# Valquest cartridge



## Eliteplumb (Mar 25, 2013)

Does anybody knows where i can find valquest shower cartridge in montreal ?


----------



## futz (Sep 17, 2009)

Eliteplumb said:


> Does anybody knows where i can find valquest shower cartridge in montreal ?


Heh. Just ran into one of those weird things the other day. Valve wouldn't shut off and water also coming out the handle screw hole. I gave the info to a guy at my supplier and asked him to order me one, but haven't heard a thing in weeks.

It's an oddball faucet for sure. Cartridge (or at least the thermal sensor) made in France? I'm going in there today - must remember to ask about it.

*EDIT:* They called American Standard (or maybe it was their rep here) and there are no cartridges available until September sometime. Nice.


----------



## Eliteplumb (Mar 25, 2013)

futz said:


> Heh. Just ran into one of those weird things the other day. Valve wouldn't shut off and water also coming out the handle screw hole. I gave the info to a guy at my supplier and asked him to order me one, but haven't heard a thing in weeks.
> 
> It's an oddball faucet for sure. Cartridge (or at least the thermal sensor) made in France? I'm going in there today - must remember to ask about it.
> 
> EDIT: They called American Standard (or maybe it was their rep here) and there are no cartridges available until September sometime. Nice.

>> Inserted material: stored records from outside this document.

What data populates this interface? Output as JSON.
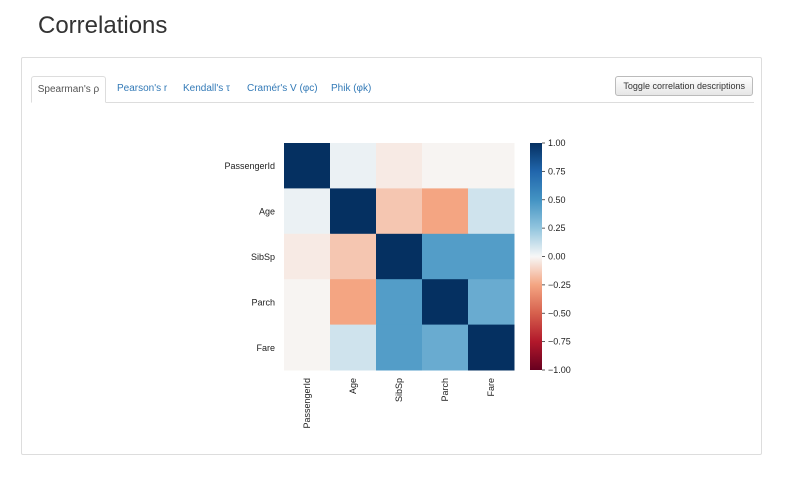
{
  "page": {
    "title": "Correlations"
  },
  "tabs": [
    {
      "label": "Spearman's ρ",
      "active": true
    },
    {
      "label": "Pearson's r",
      "active": false
    },
    {
      "label": "Kendall's τ",
      "active": false
    },
    {
      "label": "Cramér's V (φc)",
      "active": false
    },
    {
      "label": "Phik (φk)",
      "active": false
    }
  ],
  "toggle_button": "Toggle correlation descriptions",
  "colors": {
    "positive": "#053061",
    "neutral": "#f7f7f7",
    "negative": "#67001f",
    "link": "#337ab7"
  },
  "chart_data": {
    "type": "heatmap",
    "variables": [
      "PassengerId",
      "Age",
      "SibSp",
      "Parch",
      "Fare"
    ],
    "matrix": [
      [
        1.0,
        0.03,
        -0.04,
        -0.01,
        -0.01
      ],
      [
        0.03,
        1.0,
        -0.15,
        -0.25,
        0.1
      ],
      [
        -0.04,
        -0.15,
        1.0,
        0.45,
        0.45
      ],
      [
        -0.01,
        -0.25,
        0.45,
        1.0,
        0.38
      ],
      [
        -0.01,
        0.1,
        0.45,
        0.38,
        1.0
      ]
    ],
    "colorbar": {
      "range": [
        -1.0,
        1.0
      ],
      "ticks": [
        "1.00",
        "0.75",
        "0.50",
        "0.25",
        "0.00",
        "−0.25",
        "−0.50",
        "−0.75",
        "−1.00"
      ]
    }
  }
}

Made in uk ... I guess i will change the faucet


----------



## Eliteplumb (Mar 25, 2013)

Finally that cartridge was in a am std. Shower faucet.


----------



## futz (Sep 17, 2009)

Eliteplumb said:


> Finally that cartridge was in a am std. Shower faucet.


Good! They're in-country finally. My customers have been weeping and whining a bit about the shut off tub. Soon they'll be able to use it again...


----------